BAF170 Das CRISPR-Aktivierungsplasmid (h) ist ein aus drei Plasmiden bestehendes synergistisches Aktivierungsmediator-System (SAM), das für eine hocheffiziente, ortsspezifische transkriptionelle Hochregulation des SMARCC2-Lokus in menschlichen Zelllinien entwickelt wurde. Das System basiert auf einem katalytisch inaktiven Cas9 (dCas9), das zwei inaktivierende Mutationen (D10A und N863A) trägt, welche die Nukleaseaktivität eliminieren, während die DNA-Bindung erhalten bleibt. Dieses dCas9 ist mit VP64, einem potenten Transkriptionsaktivator, fusioniert und wird zusammen mit einem Blasticidin-Resistenzgen zur Selektion koexprimiert. Das zweite Plasmid kodiert das MS2-p65-HSF1-Fusionsprotein, einen sekundären Aktivatorkomplex, der zusammen mit dCas9-VP64 wirkt, sowie ein Hygromycin-Resistenzgen. Das dritte Plasmid kodiert für eine zielspezifische 20-nt-sgRNA, die an zwei MS2-RNA-Aptamere fusioniert ist, welche den MS2-p65-HSF1-Komplex an die Aktivierungsstelle rekrutieren, begleitet von einem Puromycin-Resistenzgen. Die drei Plasmide werden im Massenverhältnis 1:1:1 verabreicht, um eine ausgewogene Expression aller Systemkomponenten zu gewährleisten.

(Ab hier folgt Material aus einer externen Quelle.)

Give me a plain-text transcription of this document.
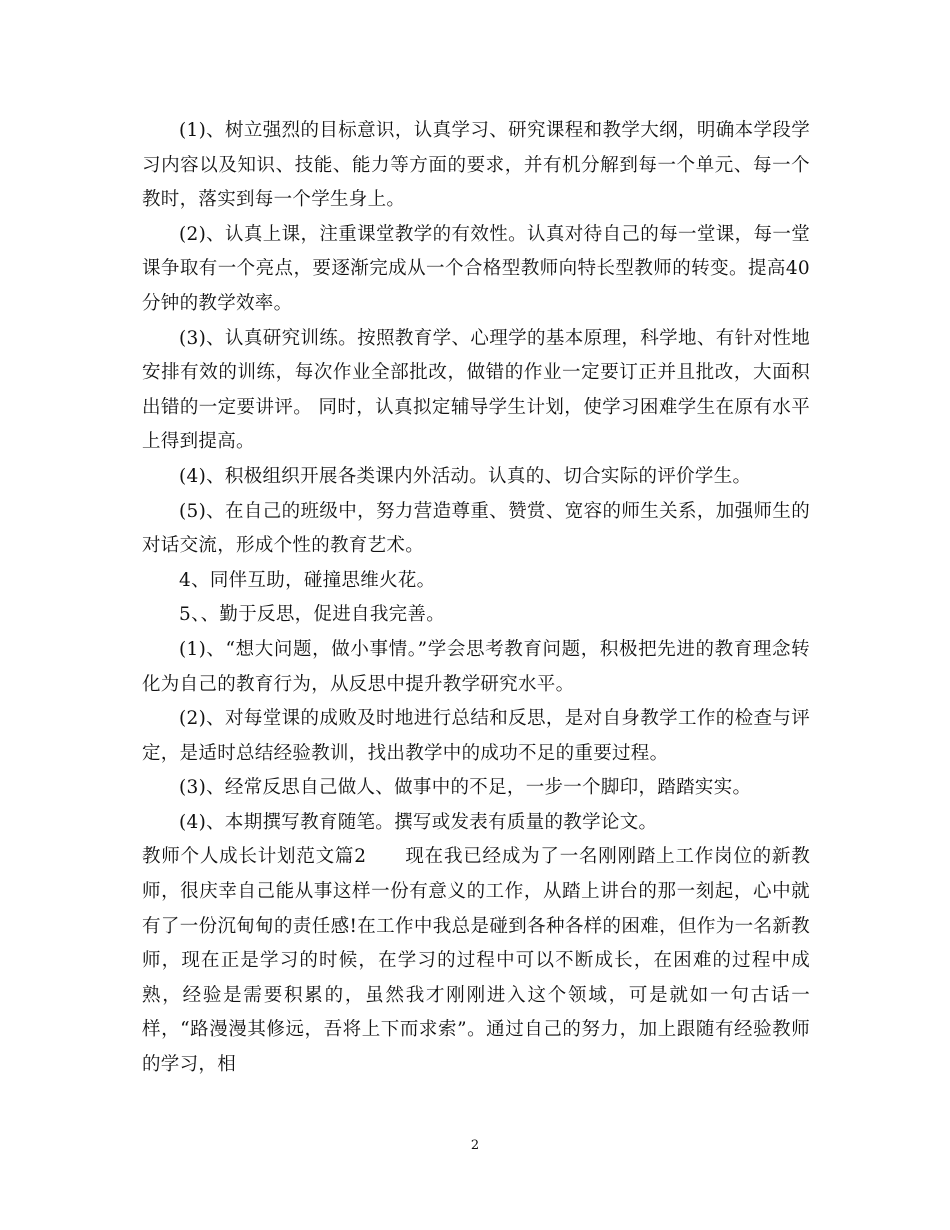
(1)、树立强烈的目标意识，认真学习、研究课程和教学大纲，明确本学段学习内容以及知识、技能、能力等方面的要求，并有机分解到每一个单元、每一个教时，落实到每一个学生身上。

(2)、认真上课，注重课堂教学的有效性。认真对待自己的每一堂课，每一堂课争取有一个亮点，要逐渐完成从一个合格型教师向特长型教师的转变。提高40分钟的教学效率。

(3)、认真研究训练。按照教育学、心理学的基本原理，科学地、有针对性地安排有效的训练，每次作业全部批改，做错的作业一定要订正并且批改，大面积出错的一定要讲评。 同时，认真拟定辅导学生计划，使学习困难学生在原有水平上得到提高。

(4)、积极组织开展各类课内外活动。认真的、切合实际的评价学生。

(5)、在自己的班级中，努力营造尊重、赞赏、宽容的师生关系，加强师生的对话交流，形成个性的教育艺术。

4、同伴互助，碰撞思维火花。

5、、勤于反思，促进自我完善。

(1)、“想大问题，做小事情。”学会思考教育问题，积极把先进的教育理念转化为自己的教育行为，从反思中提升教学研究水平。

(2)、对每堂课的成败及时地进行总结和反思，是对自身教学工作的检查与评定，是适时总结经验教训，找出教学中的成功不足的重要过程。

(3)、经常反思自己做人、做事中的不足，一步一个脚印，踏踏实实。

(4)、本期撰写教育随笔。撰写或发表有质量的教学论文。

教师个人成长计划范文篇2　　现在我已经成为了一名刚刚踏上工作岗位的新教师，很庆幸自己能从事这样一份有意义的工作，从踏上讲台的那一刻起，心中就有了一份沉甸甸的责任感!在工作中我总是碰到各种各样的困难，但作为一名新教师，现在正是学习的时候，在学习的过程中可以不断成长，在困难的过程中成熟，经验是需要积累的，虽然我才刚刚进入这个领域，可是就如一句古话一样，“路漫漫其修远，吾将上下而求索”。通过自己的努力，加上跟随有经验教师的学习，相

2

Nach der Assemblierung am Zielort bindet der SAM-Komplex etwa 200 bp stromaufwärts der SMARCC2-Transkriptionsstartstelle, wo VP64, p65 und HSF1 gemeinsam die Transkriptionsmaschinerie rekrutieren und die Hochregulation der endogenen BAF170-Expression vorantreiben. Im Gegensatz zu nukleaseaktivem Cas9 verursacht dCas9 keine Doppelstrangbrüche und verändert die genomische Sequenz nicht, wodurch der native SMARCC2-Locus erhalten bleibt und die Untersuchung von BAF170-abhängigen Transkriptionsreaktionen am endogenen Locus ermöglicht wird. Dies macht es zu einem wertvollen Werkzeug für Funktionsstudien, die Identifizierung von Zielgenen und die Modellierung der Wiederherstellung des BAF170-Signalwegs in Tumorzellen mit stillgelegtem oder reduziertem SMARCC2-Ausdruck.
Nur für Forschungszwecke. Nicht für diagnostische oder therapeutische Zwecke bestimmt.